A few additional thoughts and comments on the article. First, no single set of data provides a perfect measurement, unless the aspect that one is attempting to quantify is extremely simple - for example, the temperature in a particular place at a particular time. And what we are trying to measure here does not fall into that category.
On the other hand, what we are measuring is also not that complicated. The staffing and outlay data reported to HEDC, NCES, and other reputable organizations that record and study national educational statistics are listing exactly what has been reported to them by the institutions themselves. Moreover, any given organization will use the same criteria uniformly for defining various categories of employment, in a given year. Now it may happen that from one year to the next a particular classification changes, and that change artificially affects numbers reported for a particular institution from one year to the next. In other words, one might see increases or decreases in types of staffing that are primarily due to reclassification of job category. Not that we have evidence for that actually occurring with any of the data presented in our study, only that it is a theoretical possibility.

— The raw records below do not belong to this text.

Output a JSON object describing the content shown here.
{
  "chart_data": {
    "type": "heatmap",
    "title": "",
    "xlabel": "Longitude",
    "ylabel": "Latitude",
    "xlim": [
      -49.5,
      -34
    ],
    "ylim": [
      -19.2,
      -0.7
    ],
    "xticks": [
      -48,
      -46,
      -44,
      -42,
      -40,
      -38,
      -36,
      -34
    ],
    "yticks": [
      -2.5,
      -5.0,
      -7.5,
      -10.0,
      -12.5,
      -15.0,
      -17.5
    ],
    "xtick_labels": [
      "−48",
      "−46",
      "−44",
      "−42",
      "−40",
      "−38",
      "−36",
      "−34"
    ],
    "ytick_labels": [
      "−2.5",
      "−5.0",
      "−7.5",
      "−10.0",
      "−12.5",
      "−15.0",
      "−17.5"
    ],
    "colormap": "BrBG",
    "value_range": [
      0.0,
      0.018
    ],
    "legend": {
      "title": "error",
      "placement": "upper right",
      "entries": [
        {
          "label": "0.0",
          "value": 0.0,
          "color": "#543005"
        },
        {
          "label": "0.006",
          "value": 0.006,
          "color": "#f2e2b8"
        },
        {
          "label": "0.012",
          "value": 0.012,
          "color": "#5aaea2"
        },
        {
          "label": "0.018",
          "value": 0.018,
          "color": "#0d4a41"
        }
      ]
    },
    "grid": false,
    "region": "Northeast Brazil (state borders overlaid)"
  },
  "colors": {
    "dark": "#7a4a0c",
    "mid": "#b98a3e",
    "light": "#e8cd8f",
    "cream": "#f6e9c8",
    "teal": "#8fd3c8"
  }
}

But even then, the inter-institutional comparisons remain valid, as any new classification scheme will be applied uniformly to all institutions for which the data is being collected. Of course, it is possible that some of the numbers get misreported. But any error of that nature is the sole responsibility of the institution reporting the data.
Beyond that, when one arrives at the same conclusions from many different angles and from the use of different repositories of institutional data, and when the conclusions coincide with those of other, independent studies (as ours did with the University Senate's 2016 FCBC report), then a substantial degree of confidence in those conclusions is warranted.